I got out of my seat and made my way to the back of the bus. By now, the glasses had become just a thing to be passed around. Half of the people at the back had no real idea where they’d come from, or that they’d been stolen from Alfie. It was comparatively easy for me to say:

“Here! Let me have a go!” I had to say it a couple of times, but then they arrived in my hand. I put them on, posed, smiled, and headed straight back to my seat.

“Hey! Bring them back!” shouted Inigo. “Linklater, you’re dead! And you, too, Danish boy!”

It was only a small victory but my heart was thumping.

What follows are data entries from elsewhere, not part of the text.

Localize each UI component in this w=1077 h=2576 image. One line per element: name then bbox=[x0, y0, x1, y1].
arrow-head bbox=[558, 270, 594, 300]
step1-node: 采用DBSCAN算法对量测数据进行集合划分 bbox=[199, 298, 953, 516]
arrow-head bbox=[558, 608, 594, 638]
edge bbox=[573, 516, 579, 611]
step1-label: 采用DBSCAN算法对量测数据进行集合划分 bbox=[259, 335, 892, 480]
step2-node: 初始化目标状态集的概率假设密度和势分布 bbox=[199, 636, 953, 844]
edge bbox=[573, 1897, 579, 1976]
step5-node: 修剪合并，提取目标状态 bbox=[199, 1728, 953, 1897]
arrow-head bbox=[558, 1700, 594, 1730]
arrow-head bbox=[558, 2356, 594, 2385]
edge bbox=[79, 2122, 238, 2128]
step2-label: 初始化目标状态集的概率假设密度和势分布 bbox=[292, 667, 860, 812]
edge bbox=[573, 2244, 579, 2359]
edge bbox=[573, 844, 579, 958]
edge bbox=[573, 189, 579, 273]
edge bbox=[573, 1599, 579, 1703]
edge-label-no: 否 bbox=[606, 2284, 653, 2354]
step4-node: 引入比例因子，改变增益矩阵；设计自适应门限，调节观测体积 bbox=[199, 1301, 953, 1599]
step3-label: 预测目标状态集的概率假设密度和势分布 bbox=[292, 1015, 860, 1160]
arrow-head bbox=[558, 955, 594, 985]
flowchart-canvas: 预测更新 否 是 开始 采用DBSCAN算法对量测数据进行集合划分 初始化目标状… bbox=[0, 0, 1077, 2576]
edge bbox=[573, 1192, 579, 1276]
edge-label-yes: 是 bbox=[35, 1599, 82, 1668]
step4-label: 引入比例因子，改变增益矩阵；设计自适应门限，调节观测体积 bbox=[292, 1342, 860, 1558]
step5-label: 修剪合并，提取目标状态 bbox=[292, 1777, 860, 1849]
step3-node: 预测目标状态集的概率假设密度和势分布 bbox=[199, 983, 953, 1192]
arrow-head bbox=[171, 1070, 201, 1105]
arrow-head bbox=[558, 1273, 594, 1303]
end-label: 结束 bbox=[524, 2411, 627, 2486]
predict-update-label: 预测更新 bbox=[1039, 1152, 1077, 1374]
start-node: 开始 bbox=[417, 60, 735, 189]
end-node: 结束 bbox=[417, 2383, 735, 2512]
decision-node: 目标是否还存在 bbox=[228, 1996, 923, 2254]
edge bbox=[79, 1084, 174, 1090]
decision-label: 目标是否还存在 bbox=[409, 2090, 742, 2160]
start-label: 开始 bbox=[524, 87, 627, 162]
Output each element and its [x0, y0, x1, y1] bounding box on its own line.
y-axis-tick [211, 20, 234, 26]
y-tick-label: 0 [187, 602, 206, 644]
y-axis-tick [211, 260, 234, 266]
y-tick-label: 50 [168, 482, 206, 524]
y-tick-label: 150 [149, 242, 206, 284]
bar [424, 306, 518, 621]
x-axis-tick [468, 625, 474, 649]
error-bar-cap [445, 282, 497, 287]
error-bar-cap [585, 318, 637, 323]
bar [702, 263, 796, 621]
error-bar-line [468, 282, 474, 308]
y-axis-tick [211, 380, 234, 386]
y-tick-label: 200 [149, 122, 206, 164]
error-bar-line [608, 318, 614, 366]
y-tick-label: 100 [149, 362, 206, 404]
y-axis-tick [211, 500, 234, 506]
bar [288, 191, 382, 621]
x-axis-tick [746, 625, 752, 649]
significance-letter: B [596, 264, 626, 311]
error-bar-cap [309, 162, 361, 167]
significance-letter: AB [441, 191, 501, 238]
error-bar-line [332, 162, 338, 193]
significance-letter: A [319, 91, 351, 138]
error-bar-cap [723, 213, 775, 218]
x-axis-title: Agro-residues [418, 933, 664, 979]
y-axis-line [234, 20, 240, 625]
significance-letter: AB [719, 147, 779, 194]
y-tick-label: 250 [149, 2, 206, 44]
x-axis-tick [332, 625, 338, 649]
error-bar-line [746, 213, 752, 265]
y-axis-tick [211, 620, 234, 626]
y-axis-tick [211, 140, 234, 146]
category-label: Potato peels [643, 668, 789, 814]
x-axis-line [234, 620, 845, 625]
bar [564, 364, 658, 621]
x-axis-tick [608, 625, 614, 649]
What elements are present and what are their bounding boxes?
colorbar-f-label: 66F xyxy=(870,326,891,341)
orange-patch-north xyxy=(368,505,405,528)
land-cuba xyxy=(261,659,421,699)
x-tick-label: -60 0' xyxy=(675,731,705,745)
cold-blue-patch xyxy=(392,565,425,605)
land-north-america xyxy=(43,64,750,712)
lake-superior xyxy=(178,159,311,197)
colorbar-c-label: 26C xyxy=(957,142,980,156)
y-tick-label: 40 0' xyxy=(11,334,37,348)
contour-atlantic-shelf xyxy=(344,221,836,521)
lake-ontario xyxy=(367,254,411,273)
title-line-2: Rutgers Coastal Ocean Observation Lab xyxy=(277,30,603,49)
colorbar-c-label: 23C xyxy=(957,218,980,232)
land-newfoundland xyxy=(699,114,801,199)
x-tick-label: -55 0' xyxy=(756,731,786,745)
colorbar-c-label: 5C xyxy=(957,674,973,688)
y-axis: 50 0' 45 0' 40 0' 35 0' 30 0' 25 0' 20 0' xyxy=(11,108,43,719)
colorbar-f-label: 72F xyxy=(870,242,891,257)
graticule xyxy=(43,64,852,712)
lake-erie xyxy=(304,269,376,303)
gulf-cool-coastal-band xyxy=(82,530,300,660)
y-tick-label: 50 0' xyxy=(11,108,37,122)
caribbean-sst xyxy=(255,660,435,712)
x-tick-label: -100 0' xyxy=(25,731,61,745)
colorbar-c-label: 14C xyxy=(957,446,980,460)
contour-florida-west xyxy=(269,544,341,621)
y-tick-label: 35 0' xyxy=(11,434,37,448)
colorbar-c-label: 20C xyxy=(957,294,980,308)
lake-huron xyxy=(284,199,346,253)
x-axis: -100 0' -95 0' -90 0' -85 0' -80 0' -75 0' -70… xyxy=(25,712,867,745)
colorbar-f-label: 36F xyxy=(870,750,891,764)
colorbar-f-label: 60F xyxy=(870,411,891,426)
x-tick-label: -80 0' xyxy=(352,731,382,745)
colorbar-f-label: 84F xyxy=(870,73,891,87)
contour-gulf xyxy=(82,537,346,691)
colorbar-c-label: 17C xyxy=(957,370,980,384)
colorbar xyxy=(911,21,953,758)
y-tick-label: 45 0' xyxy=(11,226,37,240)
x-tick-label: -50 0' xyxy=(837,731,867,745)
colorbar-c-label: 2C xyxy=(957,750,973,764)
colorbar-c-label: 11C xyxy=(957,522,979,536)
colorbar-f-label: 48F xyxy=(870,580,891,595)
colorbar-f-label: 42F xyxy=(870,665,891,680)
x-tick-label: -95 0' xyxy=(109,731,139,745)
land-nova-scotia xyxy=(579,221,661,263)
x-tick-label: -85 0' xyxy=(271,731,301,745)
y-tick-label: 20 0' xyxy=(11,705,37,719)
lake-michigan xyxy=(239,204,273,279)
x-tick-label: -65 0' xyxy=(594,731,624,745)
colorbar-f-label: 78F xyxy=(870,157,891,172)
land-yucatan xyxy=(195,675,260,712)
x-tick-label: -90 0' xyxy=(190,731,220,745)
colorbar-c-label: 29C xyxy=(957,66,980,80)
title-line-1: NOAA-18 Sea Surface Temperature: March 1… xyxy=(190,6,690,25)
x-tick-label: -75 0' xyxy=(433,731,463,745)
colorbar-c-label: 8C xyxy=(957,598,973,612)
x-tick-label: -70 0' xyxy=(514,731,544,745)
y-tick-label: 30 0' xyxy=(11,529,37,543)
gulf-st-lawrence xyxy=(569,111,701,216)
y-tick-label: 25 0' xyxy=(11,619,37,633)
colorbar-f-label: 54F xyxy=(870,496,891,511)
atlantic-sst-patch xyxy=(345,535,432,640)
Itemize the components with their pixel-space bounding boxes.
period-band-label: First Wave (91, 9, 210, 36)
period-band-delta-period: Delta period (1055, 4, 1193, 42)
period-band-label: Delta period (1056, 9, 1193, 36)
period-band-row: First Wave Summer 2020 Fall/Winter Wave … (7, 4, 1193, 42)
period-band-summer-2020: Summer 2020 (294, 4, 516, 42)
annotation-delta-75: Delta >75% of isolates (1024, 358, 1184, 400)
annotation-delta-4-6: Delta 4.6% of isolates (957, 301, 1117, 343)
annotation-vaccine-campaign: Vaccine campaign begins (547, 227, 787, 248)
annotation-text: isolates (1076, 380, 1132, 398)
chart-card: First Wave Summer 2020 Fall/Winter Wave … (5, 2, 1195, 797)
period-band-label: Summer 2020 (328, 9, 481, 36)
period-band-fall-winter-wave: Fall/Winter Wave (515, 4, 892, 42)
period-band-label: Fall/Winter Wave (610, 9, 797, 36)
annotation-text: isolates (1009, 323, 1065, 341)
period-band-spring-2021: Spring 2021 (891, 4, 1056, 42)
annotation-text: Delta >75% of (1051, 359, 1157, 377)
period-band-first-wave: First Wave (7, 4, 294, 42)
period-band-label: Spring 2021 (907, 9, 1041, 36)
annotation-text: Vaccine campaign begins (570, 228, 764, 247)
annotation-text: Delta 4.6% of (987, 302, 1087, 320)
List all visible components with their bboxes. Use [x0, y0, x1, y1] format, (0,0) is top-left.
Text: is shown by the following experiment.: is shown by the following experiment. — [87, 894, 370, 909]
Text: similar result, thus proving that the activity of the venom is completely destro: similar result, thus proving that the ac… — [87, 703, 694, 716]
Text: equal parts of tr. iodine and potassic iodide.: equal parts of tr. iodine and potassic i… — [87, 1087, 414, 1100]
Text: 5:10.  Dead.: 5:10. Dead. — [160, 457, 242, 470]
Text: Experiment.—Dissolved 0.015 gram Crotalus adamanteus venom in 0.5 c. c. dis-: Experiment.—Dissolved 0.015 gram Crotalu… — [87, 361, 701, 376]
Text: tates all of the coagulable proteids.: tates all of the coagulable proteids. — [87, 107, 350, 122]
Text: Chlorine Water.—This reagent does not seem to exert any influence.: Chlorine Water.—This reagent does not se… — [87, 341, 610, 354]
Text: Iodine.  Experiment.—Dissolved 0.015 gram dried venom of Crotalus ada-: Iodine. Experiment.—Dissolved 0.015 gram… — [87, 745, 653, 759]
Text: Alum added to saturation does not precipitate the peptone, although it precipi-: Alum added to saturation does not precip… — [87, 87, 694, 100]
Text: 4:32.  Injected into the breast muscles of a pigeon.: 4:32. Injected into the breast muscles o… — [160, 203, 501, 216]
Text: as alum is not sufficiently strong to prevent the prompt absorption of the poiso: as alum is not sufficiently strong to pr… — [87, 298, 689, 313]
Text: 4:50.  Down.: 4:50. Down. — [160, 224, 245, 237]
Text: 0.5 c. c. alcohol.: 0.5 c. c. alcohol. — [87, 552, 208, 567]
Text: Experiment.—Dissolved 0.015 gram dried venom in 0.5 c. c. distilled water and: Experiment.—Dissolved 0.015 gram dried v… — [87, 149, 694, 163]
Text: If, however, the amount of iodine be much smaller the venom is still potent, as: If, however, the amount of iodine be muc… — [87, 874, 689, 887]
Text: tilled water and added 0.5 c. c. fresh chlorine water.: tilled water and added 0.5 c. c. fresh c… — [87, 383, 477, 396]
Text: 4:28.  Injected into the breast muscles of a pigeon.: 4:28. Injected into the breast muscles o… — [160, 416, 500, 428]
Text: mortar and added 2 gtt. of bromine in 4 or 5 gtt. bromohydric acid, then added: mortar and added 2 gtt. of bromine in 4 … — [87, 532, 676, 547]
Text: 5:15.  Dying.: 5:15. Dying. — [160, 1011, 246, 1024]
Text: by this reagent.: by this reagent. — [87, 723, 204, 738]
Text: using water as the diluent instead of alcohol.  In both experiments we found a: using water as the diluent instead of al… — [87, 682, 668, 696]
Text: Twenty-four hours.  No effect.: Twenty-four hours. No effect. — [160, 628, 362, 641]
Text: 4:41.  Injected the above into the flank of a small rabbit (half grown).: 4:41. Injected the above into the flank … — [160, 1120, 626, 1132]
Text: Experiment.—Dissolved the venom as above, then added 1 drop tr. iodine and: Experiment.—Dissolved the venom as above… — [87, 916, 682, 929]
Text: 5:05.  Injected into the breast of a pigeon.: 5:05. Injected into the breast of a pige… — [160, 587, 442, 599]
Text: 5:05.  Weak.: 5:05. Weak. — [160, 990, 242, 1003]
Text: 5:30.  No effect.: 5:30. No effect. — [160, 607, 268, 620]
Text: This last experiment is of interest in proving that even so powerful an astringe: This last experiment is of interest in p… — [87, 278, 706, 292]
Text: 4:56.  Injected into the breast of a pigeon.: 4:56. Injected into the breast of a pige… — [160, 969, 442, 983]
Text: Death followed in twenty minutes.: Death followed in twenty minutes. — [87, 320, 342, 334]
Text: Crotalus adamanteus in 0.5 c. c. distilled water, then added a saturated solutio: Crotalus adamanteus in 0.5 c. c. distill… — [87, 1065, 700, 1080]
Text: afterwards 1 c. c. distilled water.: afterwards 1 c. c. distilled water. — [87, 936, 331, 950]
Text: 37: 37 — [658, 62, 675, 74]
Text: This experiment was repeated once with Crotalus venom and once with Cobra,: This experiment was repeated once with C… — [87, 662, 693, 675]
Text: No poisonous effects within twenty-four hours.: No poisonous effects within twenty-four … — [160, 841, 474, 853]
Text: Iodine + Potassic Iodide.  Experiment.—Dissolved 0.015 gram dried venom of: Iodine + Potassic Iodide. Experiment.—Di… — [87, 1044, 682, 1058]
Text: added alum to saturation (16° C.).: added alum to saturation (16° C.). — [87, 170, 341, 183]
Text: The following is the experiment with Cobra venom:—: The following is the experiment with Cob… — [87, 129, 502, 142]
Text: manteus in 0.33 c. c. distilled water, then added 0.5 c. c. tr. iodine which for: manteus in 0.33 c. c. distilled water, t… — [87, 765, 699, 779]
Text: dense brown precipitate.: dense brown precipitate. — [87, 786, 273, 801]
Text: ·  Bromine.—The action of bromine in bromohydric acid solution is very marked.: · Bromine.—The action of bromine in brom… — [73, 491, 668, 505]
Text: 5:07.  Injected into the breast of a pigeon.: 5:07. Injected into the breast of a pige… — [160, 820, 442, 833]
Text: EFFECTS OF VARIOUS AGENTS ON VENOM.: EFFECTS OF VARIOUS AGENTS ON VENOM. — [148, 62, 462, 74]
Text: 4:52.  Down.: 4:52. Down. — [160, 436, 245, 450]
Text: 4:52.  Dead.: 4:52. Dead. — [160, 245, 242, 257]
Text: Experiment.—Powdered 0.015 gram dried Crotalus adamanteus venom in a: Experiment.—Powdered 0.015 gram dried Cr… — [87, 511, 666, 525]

I was back in my seat when Mr. Springham got out of his, and bellowed down the coach:

“QUIET! I SAID QUIET! DELOMBRA—WHAT ARE YOU DOING OUT OF YOUR SEAT? GET BACK AT ONCE! YOU’RE A DISGRACE, ALL OF YOU! SIT DOWN AND EITHER READ OR PLAY SOME BRAIN-ROTTING GAME ON YOUR PHONES! I DON’T CARE, BUT I WANT SILENCE UNTIL WE GET THERE. IS THAT UNDERSTOOD?”

There was a murmuring of “Yes, sirs,” during which I handed Alfie’s glasses back to him across the aisle. If that didn’t convince him that our offer of friendship was sincere, then nothing would.

“Thank you,” he whispered, but he knew what had just happened. You don’t live as long as he has without knowing that making an enemy of Inigo Delombra is a bad idea.

He was about to find out just how bad.